Au mois de novembre, le RN annonçait six candidatures dans la vallée. Finalement il y aura que trois. Il y a donc Christian Pernin pour la liste « Rassemblement Sallanches », Karl Aoun pour « Cluses maintenant » et Kevin Chaleil Dos Ramos pour « Annemasse Renouveau ».
Certains commentateurs s’étonnent des difficultés du RN à constituer des listes municipales. Il y a un manque évident de bases militantes, mais cela est secondaire pour l’extrême droite. Car ce qui compte pour elle ce n’est pas de changer la vie quotidienne à la base, mais de rabattre vers le nationalisme « ni droite, ni gauche ».
Par conséquent, ce qui doit attirer l’attention, ce n’est évidemment pas les candidatures locales mais leur écho dans la stratégie nationale du parti. Lors de la « Convention du Rassemblement National pour les municipales » début janvier 2020, Marine Le Pen déclarait :
Nous entrons dans une séquence territoriale qui va durer un an. Municipales le 15 mars, puis départementales et régionales en mars 2021. N’en doutons pas, ce sont là les étapes qui peuvent, qui doivent conduire le peuple au pouvoir
Il est donc hors de question de réfléchir en vase-clos, en isolant l’enjeu communal de son lien avec l’actualité nationale. L’élection municipale fait partie du maillage politique du pays.
Que feront les maires « apolitiques » si Marine Le Pen accède au pouvoir en 2022, avec disons par exemple, Eric Zemmour au ministère de l’éducation nationale ?
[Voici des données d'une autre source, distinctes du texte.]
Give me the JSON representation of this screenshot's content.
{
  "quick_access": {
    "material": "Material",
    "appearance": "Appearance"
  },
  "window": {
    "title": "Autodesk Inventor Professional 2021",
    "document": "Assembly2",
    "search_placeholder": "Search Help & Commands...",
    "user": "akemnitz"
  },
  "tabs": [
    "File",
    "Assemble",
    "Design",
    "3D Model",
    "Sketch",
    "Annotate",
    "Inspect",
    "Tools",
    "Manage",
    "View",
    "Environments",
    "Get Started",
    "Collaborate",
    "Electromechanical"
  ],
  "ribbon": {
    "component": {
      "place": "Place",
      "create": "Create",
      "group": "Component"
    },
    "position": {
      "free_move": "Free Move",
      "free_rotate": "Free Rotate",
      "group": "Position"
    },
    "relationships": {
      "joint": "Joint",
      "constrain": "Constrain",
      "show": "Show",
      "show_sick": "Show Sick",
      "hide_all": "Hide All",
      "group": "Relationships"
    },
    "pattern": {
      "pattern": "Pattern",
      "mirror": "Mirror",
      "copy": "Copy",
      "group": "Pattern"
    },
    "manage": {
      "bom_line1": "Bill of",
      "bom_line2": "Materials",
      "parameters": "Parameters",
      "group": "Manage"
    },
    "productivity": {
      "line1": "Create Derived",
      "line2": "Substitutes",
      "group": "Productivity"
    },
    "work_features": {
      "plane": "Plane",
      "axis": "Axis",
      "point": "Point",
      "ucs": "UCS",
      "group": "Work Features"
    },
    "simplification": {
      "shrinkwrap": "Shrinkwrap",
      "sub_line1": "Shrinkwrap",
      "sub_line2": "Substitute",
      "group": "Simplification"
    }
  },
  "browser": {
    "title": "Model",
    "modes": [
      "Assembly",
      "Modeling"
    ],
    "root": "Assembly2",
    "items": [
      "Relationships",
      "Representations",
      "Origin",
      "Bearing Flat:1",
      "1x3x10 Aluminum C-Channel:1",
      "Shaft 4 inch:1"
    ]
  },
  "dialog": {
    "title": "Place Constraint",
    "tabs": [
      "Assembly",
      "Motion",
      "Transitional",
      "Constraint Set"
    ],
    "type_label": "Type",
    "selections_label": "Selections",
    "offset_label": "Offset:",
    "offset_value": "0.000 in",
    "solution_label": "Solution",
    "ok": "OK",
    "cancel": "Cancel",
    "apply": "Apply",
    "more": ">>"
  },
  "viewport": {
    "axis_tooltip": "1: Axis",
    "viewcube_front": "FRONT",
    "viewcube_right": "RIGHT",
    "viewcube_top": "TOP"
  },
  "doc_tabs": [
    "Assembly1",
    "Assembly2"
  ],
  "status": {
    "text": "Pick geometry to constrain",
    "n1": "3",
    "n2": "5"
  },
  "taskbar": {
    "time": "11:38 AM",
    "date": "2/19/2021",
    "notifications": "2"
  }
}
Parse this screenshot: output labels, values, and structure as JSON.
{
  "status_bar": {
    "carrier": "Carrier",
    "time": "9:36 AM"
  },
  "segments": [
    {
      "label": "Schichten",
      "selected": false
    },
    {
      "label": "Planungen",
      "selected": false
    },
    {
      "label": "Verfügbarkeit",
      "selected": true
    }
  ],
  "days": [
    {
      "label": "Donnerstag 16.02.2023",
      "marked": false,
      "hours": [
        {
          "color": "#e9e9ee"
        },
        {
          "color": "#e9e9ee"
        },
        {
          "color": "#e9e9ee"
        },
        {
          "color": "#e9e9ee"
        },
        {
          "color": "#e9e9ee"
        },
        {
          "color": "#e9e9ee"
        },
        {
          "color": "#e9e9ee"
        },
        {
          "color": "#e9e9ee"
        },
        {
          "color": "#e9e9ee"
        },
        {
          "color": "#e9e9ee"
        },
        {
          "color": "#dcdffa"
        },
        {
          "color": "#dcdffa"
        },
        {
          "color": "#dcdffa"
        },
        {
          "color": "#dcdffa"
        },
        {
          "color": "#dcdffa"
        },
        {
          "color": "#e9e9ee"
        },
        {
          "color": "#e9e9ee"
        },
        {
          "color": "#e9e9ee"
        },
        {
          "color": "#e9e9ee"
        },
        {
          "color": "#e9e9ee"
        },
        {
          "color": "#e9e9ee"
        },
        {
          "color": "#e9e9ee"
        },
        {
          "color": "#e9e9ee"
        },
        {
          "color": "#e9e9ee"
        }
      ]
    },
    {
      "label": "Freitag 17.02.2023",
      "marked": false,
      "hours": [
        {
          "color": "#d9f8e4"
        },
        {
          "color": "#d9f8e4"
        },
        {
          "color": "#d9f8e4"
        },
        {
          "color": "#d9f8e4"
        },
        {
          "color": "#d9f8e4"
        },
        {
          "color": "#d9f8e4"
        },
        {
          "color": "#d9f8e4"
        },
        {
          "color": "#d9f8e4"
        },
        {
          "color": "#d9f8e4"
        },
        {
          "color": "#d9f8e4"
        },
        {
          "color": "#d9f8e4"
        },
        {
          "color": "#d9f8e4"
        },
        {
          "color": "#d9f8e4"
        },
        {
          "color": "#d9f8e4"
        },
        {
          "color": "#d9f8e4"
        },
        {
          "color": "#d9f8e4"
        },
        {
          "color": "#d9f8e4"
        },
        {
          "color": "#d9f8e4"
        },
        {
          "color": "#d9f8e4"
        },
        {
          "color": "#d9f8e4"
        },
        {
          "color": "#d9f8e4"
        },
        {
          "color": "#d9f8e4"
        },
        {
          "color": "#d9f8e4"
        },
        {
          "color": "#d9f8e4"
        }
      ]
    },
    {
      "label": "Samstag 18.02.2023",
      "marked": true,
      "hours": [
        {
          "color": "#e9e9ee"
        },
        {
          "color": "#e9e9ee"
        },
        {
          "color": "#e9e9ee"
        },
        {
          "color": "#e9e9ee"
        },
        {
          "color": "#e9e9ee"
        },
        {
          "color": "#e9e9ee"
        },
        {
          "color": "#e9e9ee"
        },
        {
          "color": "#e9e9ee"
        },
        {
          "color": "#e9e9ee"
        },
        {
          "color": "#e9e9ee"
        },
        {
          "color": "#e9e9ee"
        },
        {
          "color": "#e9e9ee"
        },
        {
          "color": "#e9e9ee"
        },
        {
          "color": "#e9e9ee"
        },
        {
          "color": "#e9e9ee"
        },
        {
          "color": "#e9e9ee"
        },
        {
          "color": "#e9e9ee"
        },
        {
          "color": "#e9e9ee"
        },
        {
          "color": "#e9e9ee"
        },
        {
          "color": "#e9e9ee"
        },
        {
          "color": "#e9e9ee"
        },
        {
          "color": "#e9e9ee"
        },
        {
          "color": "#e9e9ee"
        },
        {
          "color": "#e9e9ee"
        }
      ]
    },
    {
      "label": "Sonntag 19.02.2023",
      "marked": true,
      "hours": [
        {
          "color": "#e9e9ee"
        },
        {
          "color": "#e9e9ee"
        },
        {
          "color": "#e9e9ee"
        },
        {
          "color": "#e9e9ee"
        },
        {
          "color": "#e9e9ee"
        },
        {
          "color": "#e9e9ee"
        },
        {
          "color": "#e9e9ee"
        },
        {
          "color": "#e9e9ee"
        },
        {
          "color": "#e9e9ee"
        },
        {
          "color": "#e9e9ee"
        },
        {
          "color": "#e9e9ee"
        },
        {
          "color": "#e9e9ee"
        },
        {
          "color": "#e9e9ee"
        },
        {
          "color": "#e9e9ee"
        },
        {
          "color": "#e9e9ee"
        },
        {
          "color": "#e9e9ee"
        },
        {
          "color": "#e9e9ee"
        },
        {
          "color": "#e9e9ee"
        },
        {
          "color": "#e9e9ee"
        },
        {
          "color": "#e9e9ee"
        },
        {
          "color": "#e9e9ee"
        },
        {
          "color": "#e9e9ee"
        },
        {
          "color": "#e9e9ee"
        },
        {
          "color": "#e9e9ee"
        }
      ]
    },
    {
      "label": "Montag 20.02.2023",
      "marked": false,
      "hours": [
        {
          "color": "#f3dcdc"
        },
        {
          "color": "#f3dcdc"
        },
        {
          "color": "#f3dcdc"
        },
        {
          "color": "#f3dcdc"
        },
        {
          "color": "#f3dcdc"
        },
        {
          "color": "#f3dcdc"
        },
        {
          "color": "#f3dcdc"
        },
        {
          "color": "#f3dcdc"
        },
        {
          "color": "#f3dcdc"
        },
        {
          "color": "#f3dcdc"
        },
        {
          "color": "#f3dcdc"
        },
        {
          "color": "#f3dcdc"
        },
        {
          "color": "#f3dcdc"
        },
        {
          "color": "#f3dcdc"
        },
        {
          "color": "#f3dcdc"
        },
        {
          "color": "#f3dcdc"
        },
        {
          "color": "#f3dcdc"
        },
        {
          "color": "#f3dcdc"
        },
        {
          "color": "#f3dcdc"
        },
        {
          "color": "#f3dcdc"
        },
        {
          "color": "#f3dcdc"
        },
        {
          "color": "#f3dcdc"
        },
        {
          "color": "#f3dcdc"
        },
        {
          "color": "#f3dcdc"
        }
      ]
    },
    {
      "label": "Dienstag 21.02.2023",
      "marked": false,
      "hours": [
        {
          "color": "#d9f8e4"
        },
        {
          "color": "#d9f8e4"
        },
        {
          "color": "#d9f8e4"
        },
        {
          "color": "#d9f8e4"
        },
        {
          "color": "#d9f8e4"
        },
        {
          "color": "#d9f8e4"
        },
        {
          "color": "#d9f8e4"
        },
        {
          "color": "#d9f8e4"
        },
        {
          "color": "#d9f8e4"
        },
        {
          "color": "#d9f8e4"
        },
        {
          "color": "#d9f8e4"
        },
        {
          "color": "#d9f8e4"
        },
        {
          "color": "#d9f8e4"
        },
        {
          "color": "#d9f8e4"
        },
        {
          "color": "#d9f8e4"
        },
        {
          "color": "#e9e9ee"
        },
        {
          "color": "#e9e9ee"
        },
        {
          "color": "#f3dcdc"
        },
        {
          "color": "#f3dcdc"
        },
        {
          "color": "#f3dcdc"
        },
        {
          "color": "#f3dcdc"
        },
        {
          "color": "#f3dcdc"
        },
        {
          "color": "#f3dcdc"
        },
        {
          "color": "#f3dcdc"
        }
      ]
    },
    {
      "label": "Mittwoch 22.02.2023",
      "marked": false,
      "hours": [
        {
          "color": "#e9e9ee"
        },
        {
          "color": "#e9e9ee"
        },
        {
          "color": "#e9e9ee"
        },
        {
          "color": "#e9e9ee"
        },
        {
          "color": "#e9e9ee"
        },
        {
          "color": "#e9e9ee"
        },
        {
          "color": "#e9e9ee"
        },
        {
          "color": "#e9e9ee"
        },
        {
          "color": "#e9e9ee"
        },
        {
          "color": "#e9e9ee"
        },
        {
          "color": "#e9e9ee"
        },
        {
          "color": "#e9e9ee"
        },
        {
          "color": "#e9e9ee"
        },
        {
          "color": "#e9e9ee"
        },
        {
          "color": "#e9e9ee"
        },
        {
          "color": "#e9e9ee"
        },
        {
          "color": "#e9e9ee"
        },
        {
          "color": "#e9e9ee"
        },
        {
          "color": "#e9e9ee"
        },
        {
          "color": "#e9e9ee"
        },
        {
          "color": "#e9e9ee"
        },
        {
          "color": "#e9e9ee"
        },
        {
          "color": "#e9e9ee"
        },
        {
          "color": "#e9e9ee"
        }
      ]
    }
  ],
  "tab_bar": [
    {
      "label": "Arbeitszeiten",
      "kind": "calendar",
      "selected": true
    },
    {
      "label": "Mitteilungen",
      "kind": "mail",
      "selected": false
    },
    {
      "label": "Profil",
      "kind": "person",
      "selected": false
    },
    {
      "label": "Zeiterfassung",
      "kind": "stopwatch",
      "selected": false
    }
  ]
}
Il est donc bien stupide de jouer à la dépolitisation des enjeux. Lors du débat TV8 Mont-Blanc et le Dauphiné Libéré, à la question « est-ce que vous trouvez que le RN n’a pas sa place ? » voici les réponses :
Il n’y aura pas de front, comme on dit on appelle ça le « front républicain ». Mais de quel droit je vais m’opposer contre quelqu’un ? Si je ne suis pas bon, je vais me rhabiller tout simplement » Jean-Philippe Mas, Aimons Cluses (divers droite)
Je partage le constat que la présence de monsieur Aoun est tout à fait légitime dans le paysage politique français, le Rassemblement National a sa place. Sinon, s’il n’avait pas sa place, il serait interdit et ce n’est pas le cas (…) Claude Ruet, Cluses, portons demain (divers droite)
Ce syllogisme des candidats de droite est le niveau zéro de la politique. Ce n’est pas parce qu’une organisation ou un parti est légal qu’il est légitime.
Faut-il rappeler l’affection portée par Dominique Martin, le conseiller du RN à Cluses, au groupe d’ultra-droite « Génération Identitaire » ? Ou l’admiration de Monsieur Aoun au site « Riposte laïque », dont les responsables ont été condamnés plusieurs fois pour « incitation à la haine raciale » ?

Cette absence de lucidité démocratique de la part de la Droite révèle son rôle dans la banalisation de l’extrême droite. Pourtant, s’il y a un risque d’un score élevé pour le RN, c’est bien à Cluses.
Non pas que Karl Aoun soit doué d’un charisme et d’une démarche politique solide, mais parce qu’il se pose en canal historique de Dominique Martin, et que l’absence de la Gauche va se payer par une plus forte abstention.
Or, lors des élections municipales de 2014, monsieur Martin arrivait en tête du premier tour avec 31,4 % des voix, avec encore 37, 9 % au second tour contre 41 % pour le défunt Jean-Louis Mivel, divers droite.
Les candidatures du RN à Sallanches, Cluses et Annemasse doivent ainsi être jugées en fonction de ce qu’elles incarnent politiquement. Quel que soient leurs scores, elles sont un jalon posé pour l’accession de Marine Le Pen au pouvoir présidentiel en mai 2022.